私が恐れているのは、発表への抵抗もあろう。しかし同時に、この軸や核となるものが単なる一過性のもので終わり、日々口に糊していくことに追われ、自分の存在とやらをありあわせの意味付けで満足して、思考をやめてしまうことなのだ。衝迫に突き動かされるのがどんなに辛さ苦しさに満ちていようとも、私が愚鈍・無能でいることにも気付かず醜態をさらしているよりはよっぽどいい。『生きることに意味なんてない』。けだし名言だ。そう、意味なんてないのだ。それなのに、「人生とは〜」「生きるとは〜」「男とは〜」「社会人とは〜」「学生とは〜」何度も何度も、今日もどこかで誰かが同じことをうわごとのように、しかし偉そうに、自らをつなぎとめるように口にしている。たとえば目の前の人は「自分のものさしで考えるな」と言ったはずなのに、そのあとには「うまいものが云々」と言う。いいかげんにしてくれ。ほとんどの人間が、自分の言葉の意味を考えもせずに語ろうとする。あなたたちが言う社会的責任とは、つまりそういうごく日常的な会話にも適用されるものではないのか?治外法権、特別扱いで逃れられると思うな。腹もくくれずに言葉をしゃべるな。

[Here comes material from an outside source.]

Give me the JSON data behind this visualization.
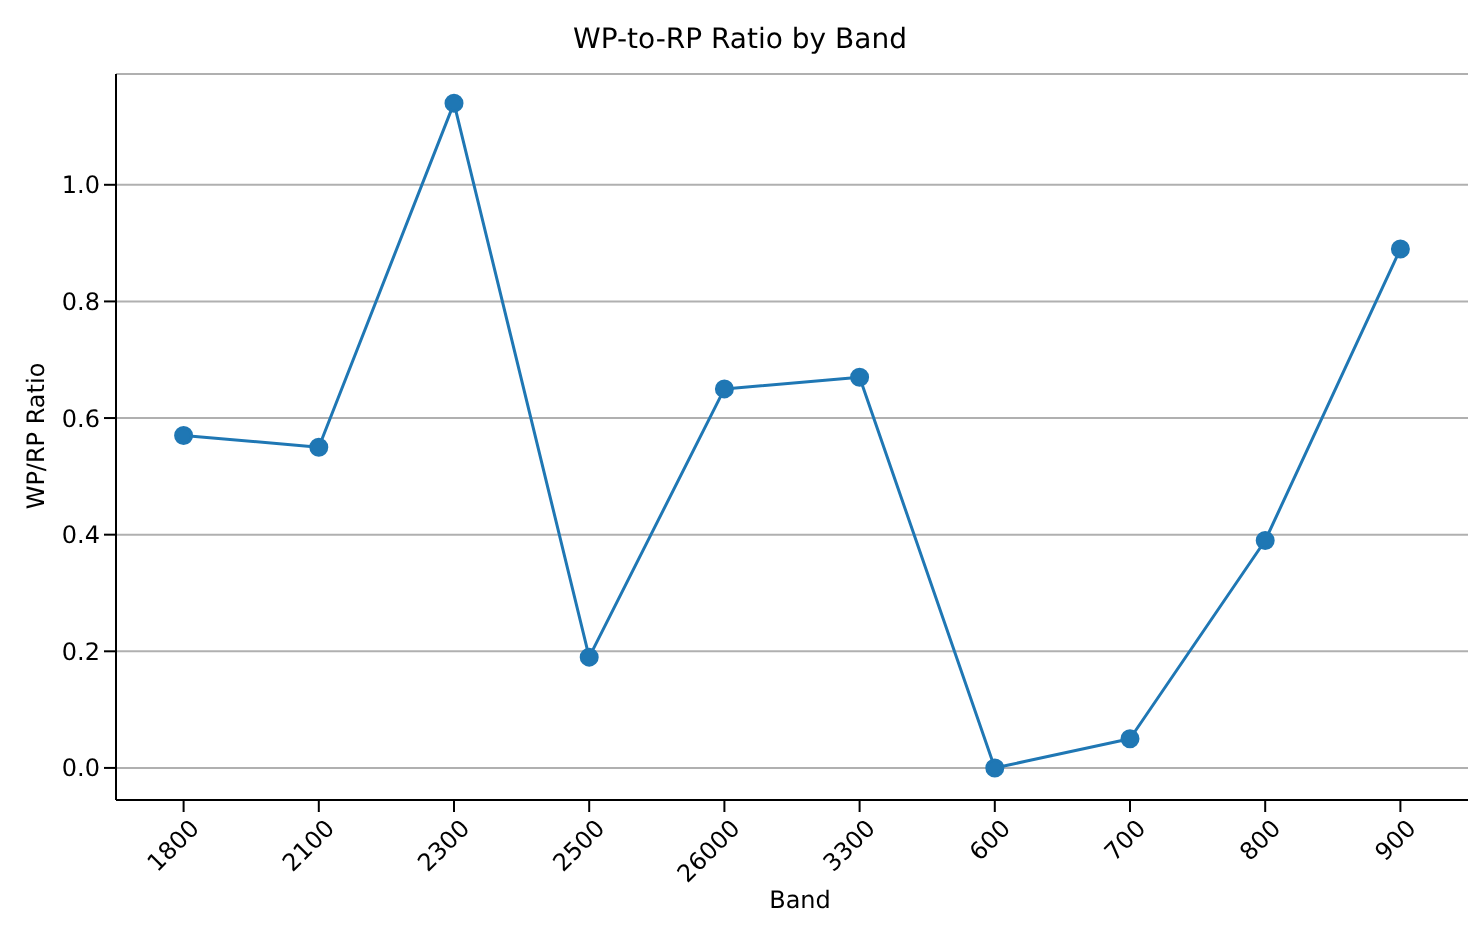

…………いつも、こういう話になる。話題を戻そう。佐々木中氏は、「多くのことが、実に多くのことが、まだまだ可能なのです。三八〇万年の永遠が、われわれを待っているのですから」と締めくくったのだった。実に力づけられる言葉だ。発表とは、もしその入り口で立ち止まっているのならば、行うべきものなのだろう。やってみるしかないのだ。


ここまで来ると、こういった話題は別物かもしれないが。ずば抜けた天才はその傍らで何かを損なっていることもあるようだ。曰く半世紀以上前、文学部に虚弱ながら天才肌の研究者がいたという。日がな湯たんぽを抱えて歩いていたという。彼はあまりにも若くして亡くなった、と。また、伊藤計劃。彼もあまりの若さで亡くなったと。ミュージックシーンにおいても、セックス・ピストルズシド・ヴィシャスニルヴァーナカート・コバーン、ドアーズのジム・モリソンなどなど。若くして鬼籍に入った才人がどうしても注目を浴びるのでもあるだろう。夭逝の美学などと顚倒した考えが生まれるが、しかしそんなことを言うのではない。あるいはエランベルジェは『無意識の発見』で「創造の病」について言及している。そこまで向かわねば、創造的な作業は行えないと…。まあ、いい。徹底してやれるだけやるだけだ。
どうであれ、いま私が分からぬのは、佐々木氏の言う「読み読み直し書き書き直し」という、文章に基づく徹底的な態度=革命と、創造的行為とが持つ関わり。また、理論と実践の折衷案として提出されやすい宗教の別のありかたについて。そして(自らが)書く、考えることについて。